De pronto, en El inspector (1836), las dotes del humorista que había en Gógol se condensan con fortuna y producen una de las comedias rusas más celebradas y reídas por el público. Se trata de un desaprensivo aventurero a quien la casualidad lleva a una ciudad provinciana donde las autoridades y los empleados, que son un verdadero modelo de mala y corrompida administración, esperan la anunciada llegada de un inspector encargado de poner orden en sus desafueros y delitos, y, sin saber cómo va formándose y creciendo el rumor de que el tal inspector ha llegado ya, siendo precisamente aquel aventurero alojado en uno de los hoteles. Inmediatamente acuden a visitarle cuantos se sienten con conciencia poco tranquila, y el aventurero, no poco sorprendido de verse convertido en personaje, va aceptando cuanto le ofrecen, entre lo cual se halla su proyectada boda con la hija del alcalde de la ciudad. Cuando ha sacado de la aventura todo lo que podía esperar, huye, en previsión de que se averigüe que ha estado engañando a todo el mundo y que el verdadero inspector puede llegar de un momento a otro y hacer que la farsa le cueste muy cara; pero antes de huir escribe una carta a un amigo contándole la graciosa aventura. La carta no llega a su destino, porque al jefe de Correos se le ocurre abrirla por curiosidad, y corre a leérsela a los interesados. Al mismo tiempo, llega el verdadero inspector en medio de la consternación general y de echarse unos a otros la culpa de haberse dejado engañar de tan ridícula manera. La pintura de los caracteres estaba hecha en tal forma y con tales visos de veracidad que, mientras el público y la corte se reían, los aludidos se volvieron furiosos contra el autor, haciéndole imposible la vida hasta el punto de decidirle a emigrar. Uno de los países que visitó primeramente fue España, donde estudió sobre el terreno y con verdadero amor aquel libro inmortal de Don Quijote, que ya conocía y admiraba desde largo tiempo. Pero no fue aquí donde fijó su residencia, sino en Roma, desde la cual decía él que podía escribir mejor que nunca acerca de Rusia, porque al verla lejos, le parecía que su visión se le aclaraba y más hondamente sentía su tierra.

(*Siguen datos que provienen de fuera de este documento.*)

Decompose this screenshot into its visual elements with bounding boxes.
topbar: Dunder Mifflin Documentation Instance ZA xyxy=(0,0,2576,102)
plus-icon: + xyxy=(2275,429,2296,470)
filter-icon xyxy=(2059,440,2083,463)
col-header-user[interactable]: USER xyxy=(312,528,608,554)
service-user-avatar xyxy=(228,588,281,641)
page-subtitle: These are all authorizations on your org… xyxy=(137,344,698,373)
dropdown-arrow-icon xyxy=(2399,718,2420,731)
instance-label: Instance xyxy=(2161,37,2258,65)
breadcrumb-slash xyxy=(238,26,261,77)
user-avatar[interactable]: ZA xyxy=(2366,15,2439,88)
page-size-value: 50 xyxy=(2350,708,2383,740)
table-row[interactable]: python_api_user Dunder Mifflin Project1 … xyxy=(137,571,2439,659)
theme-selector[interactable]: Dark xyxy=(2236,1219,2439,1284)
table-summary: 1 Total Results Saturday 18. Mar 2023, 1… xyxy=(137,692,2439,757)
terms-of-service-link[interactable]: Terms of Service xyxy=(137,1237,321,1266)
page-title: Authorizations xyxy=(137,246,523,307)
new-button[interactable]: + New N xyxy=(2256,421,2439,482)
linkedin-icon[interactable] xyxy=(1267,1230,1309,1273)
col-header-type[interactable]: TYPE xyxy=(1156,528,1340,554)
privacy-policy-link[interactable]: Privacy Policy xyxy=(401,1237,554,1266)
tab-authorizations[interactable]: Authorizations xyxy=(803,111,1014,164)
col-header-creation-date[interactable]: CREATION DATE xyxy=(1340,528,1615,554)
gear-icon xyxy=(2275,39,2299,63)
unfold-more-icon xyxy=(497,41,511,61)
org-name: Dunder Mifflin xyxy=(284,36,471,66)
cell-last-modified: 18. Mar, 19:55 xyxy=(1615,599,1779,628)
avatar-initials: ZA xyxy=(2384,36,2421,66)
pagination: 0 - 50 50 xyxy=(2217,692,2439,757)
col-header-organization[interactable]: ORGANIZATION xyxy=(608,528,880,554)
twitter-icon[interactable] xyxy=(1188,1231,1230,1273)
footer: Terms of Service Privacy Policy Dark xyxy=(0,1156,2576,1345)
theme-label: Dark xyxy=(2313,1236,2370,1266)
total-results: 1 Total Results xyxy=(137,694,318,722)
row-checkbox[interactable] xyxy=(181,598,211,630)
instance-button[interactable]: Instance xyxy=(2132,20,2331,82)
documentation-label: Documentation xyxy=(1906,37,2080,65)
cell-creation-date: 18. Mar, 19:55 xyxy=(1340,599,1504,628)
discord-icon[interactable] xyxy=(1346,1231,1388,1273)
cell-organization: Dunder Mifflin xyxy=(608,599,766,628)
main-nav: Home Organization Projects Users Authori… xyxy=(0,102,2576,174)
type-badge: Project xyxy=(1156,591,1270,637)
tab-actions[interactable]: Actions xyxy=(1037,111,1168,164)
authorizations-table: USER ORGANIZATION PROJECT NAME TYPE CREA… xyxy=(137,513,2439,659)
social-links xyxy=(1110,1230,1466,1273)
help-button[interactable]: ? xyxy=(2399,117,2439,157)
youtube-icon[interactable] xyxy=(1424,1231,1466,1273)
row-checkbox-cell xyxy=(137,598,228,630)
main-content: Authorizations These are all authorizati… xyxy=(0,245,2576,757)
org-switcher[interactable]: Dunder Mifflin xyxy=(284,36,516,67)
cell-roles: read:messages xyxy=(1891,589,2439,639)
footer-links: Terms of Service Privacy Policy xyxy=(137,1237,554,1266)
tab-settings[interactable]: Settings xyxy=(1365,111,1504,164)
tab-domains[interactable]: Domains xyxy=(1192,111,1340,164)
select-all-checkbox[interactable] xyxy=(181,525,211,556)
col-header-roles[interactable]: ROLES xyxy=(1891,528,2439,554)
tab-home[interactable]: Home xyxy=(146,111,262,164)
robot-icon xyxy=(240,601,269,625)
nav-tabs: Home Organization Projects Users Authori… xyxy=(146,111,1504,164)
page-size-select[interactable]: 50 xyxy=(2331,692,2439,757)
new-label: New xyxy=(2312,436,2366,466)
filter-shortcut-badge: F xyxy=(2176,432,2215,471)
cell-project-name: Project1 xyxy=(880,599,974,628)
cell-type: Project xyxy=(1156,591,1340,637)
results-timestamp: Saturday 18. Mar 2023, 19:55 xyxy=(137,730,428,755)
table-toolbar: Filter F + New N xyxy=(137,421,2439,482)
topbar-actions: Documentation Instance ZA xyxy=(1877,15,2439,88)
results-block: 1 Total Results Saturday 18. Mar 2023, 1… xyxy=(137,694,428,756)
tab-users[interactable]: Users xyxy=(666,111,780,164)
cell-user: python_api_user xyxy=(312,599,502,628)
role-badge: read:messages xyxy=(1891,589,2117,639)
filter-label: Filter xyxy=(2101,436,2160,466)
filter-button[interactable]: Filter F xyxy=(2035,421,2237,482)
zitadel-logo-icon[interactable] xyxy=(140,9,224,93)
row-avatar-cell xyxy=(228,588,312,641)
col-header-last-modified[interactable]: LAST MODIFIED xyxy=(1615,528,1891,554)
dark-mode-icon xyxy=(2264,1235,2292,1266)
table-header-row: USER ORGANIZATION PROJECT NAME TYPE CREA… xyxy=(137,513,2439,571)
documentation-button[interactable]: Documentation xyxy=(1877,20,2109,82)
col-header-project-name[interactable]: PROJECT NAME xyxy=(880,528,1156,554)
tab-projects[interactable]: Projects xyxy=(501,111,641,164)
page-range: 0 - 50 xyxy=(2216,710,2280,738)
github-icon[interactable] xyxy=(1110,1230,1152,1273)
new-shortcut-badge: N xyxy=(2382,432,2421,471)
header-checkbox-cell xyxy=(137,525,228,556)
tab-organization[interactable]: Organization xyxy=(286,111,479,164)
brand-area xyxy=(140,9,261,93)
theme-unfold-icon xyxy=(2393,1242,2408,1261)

En 1842 vio la luz El capote, relato tragicómico de la vida de un pobre empleado, obra con la que, según Dostoievski, nace la verdadera novela de su país, y también vieron la luz otras dos comedias: El matrimonio y Los jugadores. Ese mismo año apareció la primera parte de su obra maestra, Almas muertas, raro título que viene a significar los siervos muertos pertenecientes a los propietarios de tierras que pagaban un tributo por los que en el último censo, que se hacía de tarde en tarde, constaba que poseían, aunque algunos de ellos hubieran ya muerto. A un especulador se le ocurre negociar con esta anomalía del censo y enriquecerse en poco tiempo por medio de turbias operaciones que le acreditan de potentado, dueño de numerosos siervos que no existen y que él ha hecho inscribir a su nombre.

Al fin, esa tendencia de escritor satírico, que podría llamarse hipocondríaca, se mezcló en Gógol con preocupaciones religiosas que fueron su tormento, en lucha constante consigo mismo, y todo ello parece haber acabado por oscurecer su inteligencia y hacer de él un infeliz desequilibrado. Murió en Moscú, el 4 de marzo de 1852, en uno de los ataques, no muy claramente explicados, que padecía y que le inutilizaron por completo para la alta producción semidantesca a que aspiraba. Él mismo quemó gran parte de lo que había escrito para terminar Almas muertas, que quedaron incompletas, y murió voluntariamente pobre, olvidado por unos y odiados por otros, cuando no contaba más que cuarenta y tres años. A Turguenev le costó el ser desterrado el haberle calificado de grande hombre en una carta. Y, sin embargo, no había dicho más que la verdad. En las obras de aquel escritor tan injustamente rechazado por su público, o rodeado de un silencio hostil, estaba la semilla de la literatura rusa del futuro. Leyéndole se ocurre pronto el expresivo y conciso comentario que le puso Puchkin a la lectura que él le hizo de Almas muertas: “¡Qué triste es nuestra Rusia!”